A an MLJ extension for accessing models and tools related to text analysis
MIT License
11 stars 1 forks source link

Samples no longer work #33

Open alunap opened 1 month ago

alunap commented 1 month ago

If I run the example code (any of them) I get a failure.

using MLJ, MLJText, TextAnalysis

docs = ["Hi my name is Sam.", "How are you today?"]
tfidf_transformer = TfidfTransformer()
mach = machine(tfidf_transformer, tokenize.(docs))
MLJ.fit!(mach)

tfidf_mat = transform(mach, tokenize.(docs))

will fail:

ERROR: MethodError: no method matching tokenize(::String)

Closest candidates are:
  tokenize(::Type{S}, ::T) where {S<:Languages.Language, T<:AbstractString}
   @ TextAnalysis ~/.julia/packages/TextAnalysis/bdhyq/src/deprecations.jl:4
  tokenize(::S, ::T) where {S<:Languages.Language, T<:AbstractString}
   @ TextAnalysis ~/.julia/packages/TextAnalysis/bdhyq/src/tokenizer.jl:19

Stacktrace:
 [1] _broadcast_getindex_evalf
   @ ./broadcast.jl:709 [inlined]
 [2] _broadcast_getindex
   @ ./broadcast.jl:682 [inlined]
 [3] getindex
   @ ./broadcast.jl:636 [inlined]
 [4] copy
   @ ./broadcast.jl:942 [inlined]
 [5] materialize(bc::Base.Broadcast.Broadcasted{Base.Broadcast.DefaultArrayStyle{1}, Nothing, typeof(tokenize), Tuple{Vector{String}}})
   @ Base.Broadcast ./broadcast.jl:903
 [6] top-level scope
   @ REPL[11]:1
ablaom commented 1 month ago

Thanks for posting.

The tokenize method is owned by TextAnalysis, and I see that TextAnalysis 0.8 no longer supports the version dispatching on strings. One workaround is to use TextAnalysis 0.7.5.
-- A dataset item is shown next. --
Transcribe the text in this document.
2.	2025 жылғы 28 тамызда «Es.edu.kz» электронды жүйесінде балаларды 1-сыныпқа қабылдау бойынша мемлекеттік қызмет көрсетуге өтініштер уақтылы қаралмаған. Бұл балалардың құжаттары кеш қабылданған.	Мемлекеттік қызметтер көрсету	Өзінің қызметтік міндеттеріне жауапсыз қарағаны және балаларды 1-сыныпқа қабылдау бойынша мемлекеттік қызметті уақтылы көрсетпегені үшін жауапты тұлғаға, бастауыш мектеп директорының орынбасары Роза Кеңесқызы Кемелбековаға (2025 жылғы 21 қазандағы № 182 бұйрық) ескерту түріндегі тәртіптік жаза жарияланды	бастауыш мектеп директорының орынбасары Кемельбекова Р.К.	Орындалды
Posted a query here about what the correct method is now.

pazzo83 commented 1 month ago

It looks like it requires a "language" to be set, but it's not actually used: https://github.com/JuliaText/TextAnalysis.jl/blame/master/src/tokenizer.jl

I think one thing we can do is just use the tokenization from WordTokenzers directly. I can look at making this change.
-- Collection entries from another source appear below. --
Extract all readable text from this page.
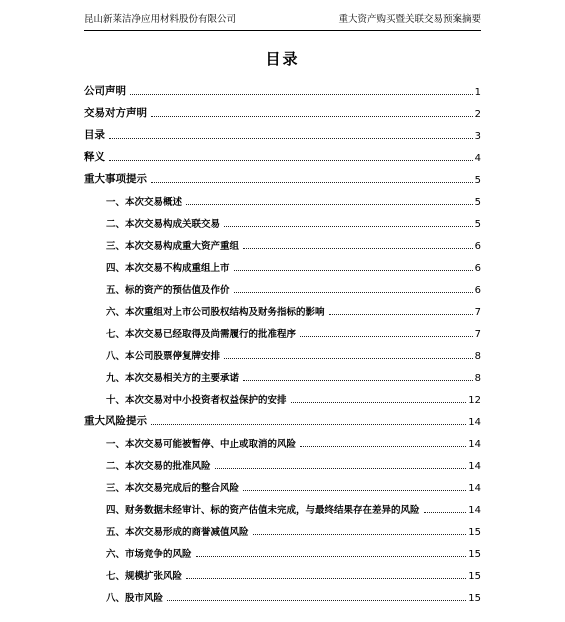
昆山新莱洁净应用材料股份有限公司	重大资产购买暨关联交易预案摘要
目录
公司声明	1
交易对方声明	2
目录	3
释义	4
重大事项提示	5
一、本次交易概述	5
二、本次交易构成关联交易	5
三、本次交易构成重大资产重组	6
四、本次交易不构成重组上市	6
五、标的资产的预估值及作价	6
六、本次重组对上市公司股权结构及财务指标的影响	7
七、本次交易已经取得及尚需履行的批准程序	7
八、本公司股票停复牌安排	8
九、本次交易相关方的主要承诺	8
十、本次交易对中小投资者权益保护的安排	12
重大风险提示	14
一、本次交易可能被暂停、中止或取消的风险	14
二、本次交易的批准风险	14
三、本次交易完成后的整合风险	14
四、财务数据未经审计、标的资产估值未完成，与最终结果存在差异的风险	14
五、本次交易形成的商誉减值风险	15
六、市场竞争的风险	15
七、规模扩张风险	15
八、股市风险	15
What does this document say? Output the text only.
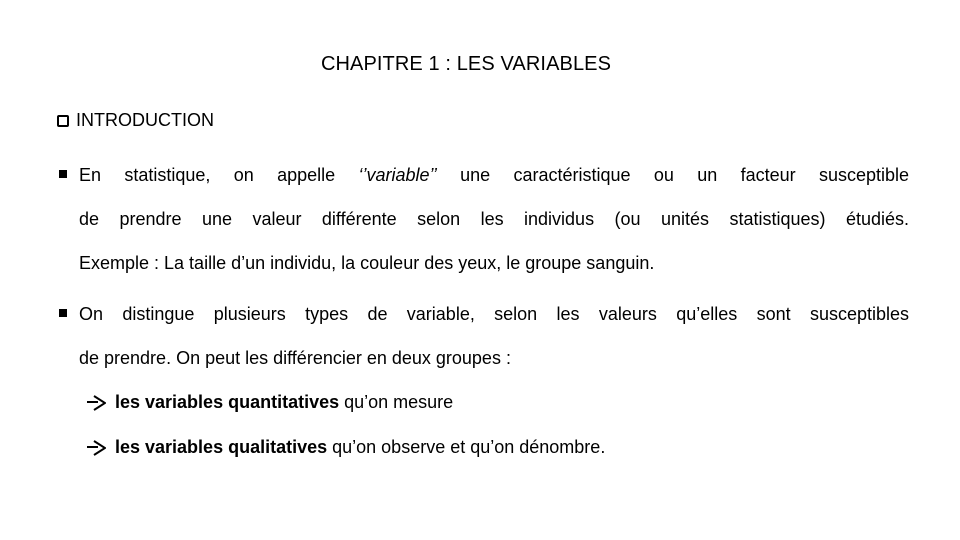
CHAPITRE 1 : LES VARIABLES
INTRODUCTION
En statistique, on appelle ‘’variable’’ une caractéristique ou un facteur susceptible
de prendre une valeur différente selon les individus (ou unités statistiques) étudiés.
Exemple : La taille d’un individu, la couleur des yeux, le groupe sanguin.
On distingue plusieurs types de variable, selon les valeurs qu’elles sont susceptibles
de prendre. On peut les différencier en deux groupes :
les variables quantitatives qu’on mesure
les variables qualitatives qu’on observe et qu’on dénombre.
ablaom commented 1 month ago

Thanks @pazzo83 for looking into this. This doesn't appear to affect MLJText tests, which are still passing (the compat for TextAnaysis includes the latest 0.8).

So maybe all that's needed is to update the docstrings.

ablaom commented 1 month ago

@pazzo83 Any chance of a PR to fix this?

pazzo83 commented 2 weeks ago

Sorry for the delay! I realized that we only need to update the Readme (since this is the code that is being referred to). I will be doing that.